TL0 members can’t flag posts in public topics, but they can flag posts in PMs. However, the “something else” option doesn’t work as expected for TL0 members. (Discovered on our forum, Discourse 1.9.0.beta1 and confirmed on latest, Discourse 1.9.0.beta12.)
Steps to reproduce:
Send a message to a TL0 member.
TL0 member flags that post, chooses “something else” and writes an explanation.
Expectation:
The flag will appear like any other custom flag.
Actual outcome:
The flag is created, but the message is not sent, and no dialogue is created.
The two flags raised by SpareBear (TL0) show no message, even though one was entered, and there is no “Reply” button. The flag raised by SuperTed (TL2) functions as expected.

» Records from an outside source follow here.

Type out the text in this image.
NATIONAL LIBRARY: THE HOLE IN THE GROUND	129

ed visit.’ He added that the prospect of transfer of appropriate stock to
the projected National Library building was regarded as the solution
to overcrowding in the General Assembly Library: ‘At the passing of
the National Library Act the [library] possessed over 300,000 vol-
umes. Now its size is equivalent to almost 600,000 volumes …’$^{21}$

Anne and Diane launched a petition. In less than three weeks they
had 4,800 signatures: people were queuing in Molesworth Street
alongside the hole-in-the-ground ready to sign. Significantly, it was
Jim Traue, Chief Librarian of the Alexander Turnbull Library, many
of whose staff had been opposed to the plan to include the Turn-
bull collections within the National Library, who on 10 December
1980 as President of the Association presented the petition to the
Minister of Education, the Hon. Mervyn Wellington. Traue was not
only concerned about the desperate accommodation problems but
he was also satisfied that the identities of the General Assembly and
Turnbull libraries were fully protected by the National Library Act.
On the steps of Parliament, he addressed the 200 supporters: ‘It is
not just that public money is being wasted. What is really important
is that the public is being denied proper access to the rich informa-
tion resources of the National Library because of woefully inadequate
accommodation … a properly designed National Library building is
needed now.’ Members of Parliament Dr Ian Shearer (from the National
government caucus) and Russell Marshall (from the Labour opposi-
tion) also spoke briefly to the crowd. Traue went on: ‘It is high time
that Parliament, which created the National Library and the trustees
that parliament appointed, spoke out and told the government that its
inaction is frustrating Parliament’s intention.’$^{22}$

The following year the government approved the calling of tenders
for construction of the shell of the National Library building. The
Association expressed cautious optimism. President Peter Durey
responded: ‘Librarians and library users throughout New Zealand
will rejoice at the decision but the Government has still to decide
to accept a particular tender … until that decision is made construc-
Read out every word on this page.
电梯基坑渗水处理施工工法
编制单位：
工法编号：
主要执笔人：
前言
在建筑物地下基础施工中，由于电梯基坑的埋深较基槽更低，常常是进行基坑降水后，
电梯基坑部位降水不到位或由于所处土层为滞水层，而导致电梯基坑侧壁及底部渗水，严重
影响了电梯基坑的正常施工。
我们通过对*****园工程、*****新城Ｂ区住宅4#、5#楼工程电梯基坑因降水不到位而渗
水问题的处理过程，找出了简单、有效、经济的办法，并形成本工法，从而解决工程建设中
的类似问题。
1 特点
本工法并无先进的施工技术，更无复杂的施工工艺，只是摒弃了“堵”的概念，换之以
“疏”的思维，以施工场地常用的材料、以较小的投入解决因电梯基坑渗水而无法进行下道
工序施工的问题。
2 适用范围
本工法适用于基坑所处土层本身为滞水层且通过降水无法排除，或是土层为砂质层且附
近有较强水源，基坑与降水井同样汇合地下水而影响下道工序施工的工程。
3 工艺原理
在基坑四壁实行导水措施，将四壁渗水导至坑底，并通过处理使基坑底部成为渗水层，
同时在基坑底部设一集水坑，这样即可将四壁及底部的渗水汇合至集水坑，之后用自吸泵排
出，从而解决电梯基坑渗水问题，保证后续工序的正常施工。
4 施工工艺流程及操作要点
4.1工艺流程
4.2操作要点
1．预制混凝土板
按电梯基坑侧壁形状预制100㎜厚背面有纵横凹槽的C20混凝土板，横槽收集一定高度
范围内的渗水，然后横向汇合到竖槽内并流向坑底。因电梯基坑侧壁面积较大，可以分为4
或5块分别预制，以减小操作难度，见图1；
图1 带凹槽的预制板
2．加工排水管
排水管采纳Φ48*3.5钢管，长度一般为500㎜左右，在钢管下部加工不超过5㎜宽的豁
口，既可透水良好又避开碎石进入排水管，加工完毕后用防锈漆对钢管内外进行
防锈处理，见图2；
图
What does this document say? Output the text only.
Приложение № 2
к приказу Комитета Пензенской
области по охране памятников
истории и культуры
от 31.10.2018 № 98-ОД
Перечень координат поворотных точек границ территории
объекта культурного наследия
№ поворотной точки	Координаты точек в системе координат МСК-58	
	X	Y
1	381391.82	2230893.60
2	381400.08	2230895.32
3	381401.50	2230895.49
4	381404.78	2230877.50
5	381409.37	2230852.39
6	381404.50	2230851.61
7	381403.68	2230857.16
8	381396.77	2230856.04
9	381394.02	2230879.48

The reason for this behaviour was because TL0 users (with default settings) aren’t allowed to create private messages, and those “custom” flags are private messages to moderators. I fixed this by allowing TL0 users to send PMs to moderators. If any new users abuse this, the moderators have the power to deal with it, so I think this is low-risk.
That’s a pretty big structural change. How did this ever work before, since this is a new regression, and that loophole was not present to my knowledge since 2013?
My concern is that randos could sign up for infinite new accounts and grief the mods with no practical limit. We see it with the Korean bamwar folks, for example…
I am not 100% this did not exist forever, in the past you only got access to the flag dialog when you got to tl1and the only pm you had going was the welcome pm which was direct to moderators in many cases
I don’t recall any spam reports with the welcome PMs in the past, but I am not certain we could have had them
Yeah the idea is they can reply to any pm they get but they can’t send a pm at trust level 0. Still if we are now globally allowing tl0 flags everywhere that is not a good idea.